The reference implementation are two Windows applications – one with graphical and one with command line interface – currently written in Pascal with Assembler optimizations.

Contents

[edit] Features

The current reference binary offers six presets with different levels of complexity (“Turbo”, “Fast”, “Normal”, “High”, “Extra” and “Insane”) that can be combined with two levels of extra evaluation (“Extra” and “Max”) for some additional compression sacrificing only compression time.

As of 1.0.3 there is piping support for encoding.

[edit] Pros

  • Fast encoding speed (while providing better compression, TAK encodes as fast as FLAC -8 in TAK's “Insane” and several times faster in “Turbo” mode)
  • Fast decompression speed (on par with FLAC / WavPack)
  • Good compression levels (on par with Monkey’s Audio High)
  • Error Robustness
  • Fast Seeking

[edit] Cons

  • Closed Source (at the moment)
  • No hardware support.

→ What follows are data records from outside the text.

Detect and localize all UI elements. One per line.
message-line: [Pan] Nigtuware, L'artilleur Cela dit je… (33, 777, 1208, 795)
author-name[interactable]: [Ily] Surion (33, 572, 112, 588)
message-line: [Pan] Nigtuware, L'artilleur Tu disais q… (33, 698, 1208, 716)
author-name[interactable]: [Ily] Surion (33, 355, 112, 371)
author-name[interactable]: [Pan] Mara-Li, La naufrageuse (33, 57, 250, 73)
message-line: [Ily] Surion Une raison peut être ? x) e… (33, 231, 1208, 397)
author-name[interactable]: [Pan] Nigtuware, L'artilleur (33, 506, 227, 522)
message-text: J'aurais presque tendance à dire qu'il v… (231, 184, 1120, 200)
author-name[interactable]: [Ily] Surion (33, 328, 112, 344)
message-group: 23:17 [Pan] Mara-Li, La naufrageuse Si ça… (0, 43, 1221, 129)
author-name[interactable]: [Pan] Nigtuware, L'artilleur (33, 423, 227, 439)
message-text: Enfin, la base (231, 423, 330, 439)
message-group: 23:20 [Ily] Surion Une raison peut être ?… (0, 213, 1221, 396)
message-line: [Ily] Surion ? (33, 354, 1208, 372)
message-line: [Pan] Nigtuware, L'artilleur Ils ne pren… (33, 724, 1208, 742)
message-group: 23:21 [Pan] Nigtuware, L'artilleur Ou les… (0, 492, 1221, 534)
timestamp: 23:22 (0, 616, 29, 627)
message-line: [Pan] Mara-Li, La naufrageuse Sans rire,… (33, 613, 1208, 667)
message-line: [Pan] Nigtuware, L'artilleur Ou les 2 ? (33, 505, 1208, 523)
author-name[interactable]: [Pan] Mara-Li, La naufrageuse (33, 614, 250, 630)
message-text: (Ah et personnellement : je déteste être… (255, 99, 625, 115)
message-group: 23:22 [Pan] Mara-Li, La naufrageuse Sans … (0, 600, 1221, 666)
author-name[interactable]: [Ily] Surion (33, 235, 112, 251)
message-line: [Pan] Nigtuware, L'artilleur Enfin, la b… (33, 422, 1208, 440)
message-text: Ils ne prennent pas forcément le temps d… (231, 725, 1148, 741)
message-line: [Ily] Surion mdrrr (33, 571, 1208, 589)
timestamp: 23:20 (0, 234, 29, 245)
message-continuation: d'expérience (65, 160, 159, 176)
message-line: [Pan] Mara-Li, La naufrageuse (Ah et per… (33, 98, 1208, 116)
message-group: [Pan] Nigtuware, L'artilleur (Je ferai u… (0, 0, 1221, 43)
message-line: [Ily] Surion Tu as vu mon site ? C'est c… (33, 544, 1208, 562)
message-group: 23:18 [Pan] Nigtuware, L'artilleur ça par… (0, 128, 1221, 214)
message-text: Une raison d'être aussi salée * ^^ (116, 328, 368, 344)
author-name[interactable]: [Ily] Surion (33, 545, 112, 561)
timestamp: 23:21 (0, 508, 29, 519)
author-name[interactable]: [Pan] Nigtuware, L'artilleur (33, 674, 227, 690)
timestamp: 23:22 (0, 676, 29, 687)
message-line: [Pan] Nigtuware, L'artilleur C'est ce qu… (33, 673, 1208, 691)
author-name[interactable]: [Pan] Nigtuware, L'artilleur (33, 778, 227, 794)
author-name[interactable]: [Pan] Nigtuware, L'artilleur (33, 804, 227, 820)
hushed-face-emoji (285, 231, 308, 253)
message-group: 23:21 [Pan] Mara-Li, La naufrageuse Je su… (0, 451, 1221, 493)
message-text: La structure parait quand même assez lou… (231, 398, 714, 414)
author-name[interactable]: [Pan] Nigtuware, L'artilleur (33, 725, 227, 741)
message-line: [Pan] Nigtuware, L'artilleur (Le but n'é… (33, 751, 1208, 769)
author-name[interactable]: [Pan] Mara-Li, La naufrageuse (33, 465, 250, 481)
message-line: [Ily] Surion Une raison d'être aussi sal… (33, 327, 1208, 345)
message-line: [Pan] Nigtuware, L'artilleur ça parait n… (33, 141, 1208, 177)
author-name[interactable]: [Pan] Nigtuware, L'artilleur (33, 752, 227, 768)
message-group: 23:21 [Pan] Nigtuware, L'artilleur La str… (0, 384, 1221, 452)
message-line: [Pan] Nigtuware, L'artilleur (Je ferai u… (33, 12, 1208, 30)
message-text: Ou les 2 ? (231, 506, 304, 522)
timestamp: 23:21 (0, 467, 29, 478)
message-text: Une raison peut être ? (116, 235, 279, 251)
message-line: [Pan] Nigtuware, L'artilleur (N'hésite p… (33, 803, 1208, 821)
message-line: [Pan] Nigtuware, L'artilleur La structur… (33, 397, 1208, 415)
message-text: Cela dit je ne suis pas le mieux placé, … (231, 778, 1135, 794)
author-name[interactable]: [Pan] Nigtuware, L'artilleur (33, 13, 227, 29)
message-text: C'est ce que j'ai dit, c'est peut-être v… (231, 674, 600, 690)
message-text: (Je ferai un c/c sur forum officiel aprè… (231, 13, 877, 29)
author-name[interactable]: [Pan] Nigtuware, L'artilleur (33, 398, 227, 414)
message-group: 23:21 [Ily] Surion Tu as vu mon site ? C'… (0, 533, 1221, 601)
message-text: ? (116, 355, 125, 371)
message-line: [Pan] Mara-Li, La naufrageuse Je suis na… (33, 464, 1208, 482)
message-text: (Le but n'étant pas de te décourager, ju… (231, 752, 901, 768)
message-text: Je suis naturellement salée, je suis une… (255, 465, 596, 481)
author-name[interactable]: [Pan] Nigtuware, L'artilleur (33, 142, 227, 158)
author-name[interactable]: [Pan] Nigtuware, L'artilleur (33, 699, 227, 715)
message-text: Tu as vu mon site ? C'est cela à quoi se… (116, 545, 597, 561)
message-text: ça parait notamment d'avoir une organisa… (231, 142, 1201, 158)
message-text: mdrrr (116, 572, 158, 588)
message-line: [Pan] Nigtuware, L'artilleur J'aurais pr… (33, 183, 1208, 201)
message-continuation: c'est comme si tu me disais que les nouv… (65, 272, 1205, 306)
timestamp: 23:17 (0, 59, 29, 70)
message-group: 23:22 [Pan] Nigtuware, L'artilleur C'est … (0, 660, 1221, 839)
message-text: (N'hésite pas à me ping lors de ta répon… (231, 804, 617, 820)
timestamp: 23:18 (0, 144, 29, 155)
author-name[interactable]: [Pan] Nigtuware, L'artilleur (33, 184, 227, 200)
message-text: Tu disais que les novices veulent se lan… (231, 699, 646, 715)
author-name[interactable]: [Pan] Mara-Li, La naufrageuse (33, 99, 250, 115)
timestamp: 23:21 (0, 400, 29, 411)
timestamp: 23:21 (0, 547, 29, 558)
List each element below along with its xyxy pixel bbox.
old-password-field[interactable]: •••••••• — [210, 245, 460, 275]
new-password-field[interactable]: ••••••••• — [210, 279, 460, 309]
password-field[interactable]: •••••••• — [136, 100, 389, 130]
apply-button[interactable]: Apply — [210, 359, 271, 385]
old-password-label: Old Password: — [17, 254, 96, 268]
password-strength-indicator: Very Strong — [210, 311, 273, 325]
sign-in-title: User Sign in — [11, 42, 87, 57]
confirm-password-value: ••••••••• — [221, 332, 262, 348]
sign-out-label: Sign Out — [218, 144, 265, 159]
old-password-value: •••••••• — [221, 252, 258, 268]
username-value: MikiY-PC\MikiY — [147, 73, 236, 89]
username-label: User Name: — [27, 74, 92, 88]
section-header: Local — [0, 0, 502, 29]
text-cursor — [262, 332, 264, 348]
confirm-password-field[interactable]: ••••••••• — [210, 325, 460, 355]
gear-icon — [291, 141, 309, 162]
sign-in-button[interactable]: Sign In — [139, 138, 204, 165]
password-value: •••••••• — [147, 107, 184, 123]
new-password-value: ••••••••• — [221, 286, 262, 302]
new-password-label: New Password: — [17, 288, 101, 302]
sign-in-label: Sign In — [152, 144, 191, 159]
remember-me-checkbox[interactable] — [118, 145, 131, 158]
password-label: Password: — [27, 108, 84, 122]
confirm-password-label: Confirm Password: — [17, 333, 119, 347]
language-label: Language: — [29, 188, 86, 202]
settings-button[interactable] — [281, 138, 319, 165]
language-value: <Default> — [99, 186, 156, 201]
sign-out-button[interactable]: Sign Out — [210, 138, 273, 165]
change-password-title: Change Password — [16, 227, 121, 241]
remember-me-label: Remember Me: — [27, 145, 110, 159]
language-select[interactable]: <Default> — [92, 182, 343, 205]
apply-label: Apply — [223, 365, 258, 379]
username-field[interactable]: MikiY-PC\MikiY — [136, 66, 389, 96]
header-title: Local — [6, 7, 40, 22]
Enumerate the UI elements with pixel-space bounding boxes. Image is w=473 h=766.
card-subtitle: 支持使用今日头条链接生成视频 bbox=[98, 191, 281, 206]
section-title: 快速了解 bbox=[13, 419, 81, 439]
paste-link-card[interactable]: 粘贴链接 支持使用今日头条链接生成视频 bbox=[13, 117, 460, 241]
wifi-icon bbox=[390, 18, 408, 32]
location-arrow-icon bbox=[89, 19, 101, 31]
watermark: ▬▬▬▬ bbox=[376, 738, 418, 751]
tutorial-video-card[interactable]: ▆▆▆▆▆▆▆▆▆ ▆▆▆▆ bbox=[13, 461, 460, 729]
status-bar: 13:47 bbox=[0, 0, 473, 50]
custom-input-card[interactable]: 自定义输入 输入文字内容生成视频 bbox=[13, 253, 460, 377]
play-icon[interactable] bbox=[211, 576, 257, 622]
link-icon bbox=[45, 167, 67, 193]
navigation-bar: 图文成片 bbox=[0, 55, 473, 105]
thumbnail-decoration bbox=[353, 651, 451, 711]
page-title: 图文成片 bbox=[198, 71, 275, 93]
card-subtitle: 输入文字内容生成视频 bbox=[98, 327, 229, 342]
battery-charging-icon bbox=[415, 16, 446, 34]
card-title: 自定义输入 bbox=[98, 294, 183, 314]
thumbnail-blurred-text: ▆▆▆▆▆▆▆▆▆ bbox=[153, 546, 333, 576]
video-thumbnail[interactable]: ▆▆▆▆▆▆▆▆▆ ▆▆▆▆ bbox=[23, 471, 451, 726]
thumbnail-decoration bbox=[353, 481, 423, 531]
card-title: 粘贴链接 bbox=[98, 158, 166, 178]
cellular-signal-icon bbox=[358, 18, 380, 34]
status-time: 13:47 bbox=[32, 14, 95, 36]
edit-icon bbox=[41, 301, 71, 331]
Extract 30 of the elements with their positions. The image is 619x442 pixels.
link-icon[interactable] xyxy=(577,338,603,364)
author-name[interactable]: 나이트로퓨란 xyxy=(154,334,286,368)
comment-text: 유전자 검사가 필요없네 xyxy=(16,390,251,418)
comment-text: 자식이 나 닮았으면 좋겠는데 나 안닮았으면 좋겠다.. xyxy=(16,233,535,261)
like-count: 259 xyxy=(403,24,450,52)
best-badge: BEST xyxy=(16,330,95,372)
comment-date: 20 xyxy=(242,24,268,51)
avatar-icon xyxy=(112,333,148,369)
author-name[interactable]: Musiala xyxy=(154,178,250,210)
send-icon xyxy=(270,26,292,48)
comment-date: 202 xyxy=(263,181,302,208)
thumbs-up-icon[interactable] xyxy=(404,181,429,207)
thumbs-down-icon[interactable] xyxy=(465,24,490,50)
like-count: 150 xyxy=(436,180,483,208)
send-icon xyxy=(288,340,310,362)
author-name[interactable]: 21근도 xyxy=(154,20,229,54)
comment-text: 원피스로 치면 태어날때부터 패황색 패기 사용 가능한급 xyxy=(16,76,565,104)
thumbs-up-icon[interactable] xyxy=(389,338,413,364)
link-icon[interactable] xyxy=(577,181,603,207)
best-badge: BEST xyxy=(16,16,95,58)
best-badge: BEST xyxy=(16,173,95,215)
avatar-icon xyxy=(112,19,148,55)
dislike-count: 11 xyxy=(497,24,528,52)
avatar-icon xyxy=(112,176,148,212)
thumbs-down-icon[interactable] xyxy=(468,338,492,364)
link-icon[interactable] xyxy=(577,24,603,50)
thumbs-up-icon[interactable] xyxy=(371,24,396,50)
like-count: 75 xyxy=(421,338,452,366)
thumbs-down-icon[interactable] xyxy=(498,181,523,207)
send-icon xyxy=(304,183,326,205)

Since it is an asymmetric codec with very fast decoding it is an ideal candidate for hardware support, though.
  • Very limited software support (only Winamp, Quintessential Media Player & foobar2000 plugins at the moment)
  • Tagging is not mature at the moment (APEv2 tags can be added using third party software)
  • Windows only

[edit] Future Features

  • Internal tagging.
  • Unicode support.
  • MD5 audio checksums for verification and identification.
  • A German version.
  • Embedded cue sheets (currently works with foobar2000 plug-in).
  • Embedded cover art.
  • Multichannel audio.

[edit] Software that support TAK

  • TAK SDK – Software Development Kit for TAK
  • Winamp/XMPlay Plugin
  • foo_input_tak, TAK decoder for foobar2000
  • TAK plug-in for Quintessential Player
  • Native playback support included in Tuniac
  • Mp3tag (since version 2.38), Multifeatured-multiformat freeware tagger
  • shntool (since version 3.0.6)
  • The TAK reference applications are both known to run on Linux via Wine.[1]

[edit] Recommended Settings

The “Insane” preset with “Maximum” switch gives the best compression TAK can deliver (takc -e -p5m [input file]); fastest compression is obtained with “Turbo” preset (takc -e -0 [input file]).
APEv2 should be used as tagging scheme (will be used as internal tagging).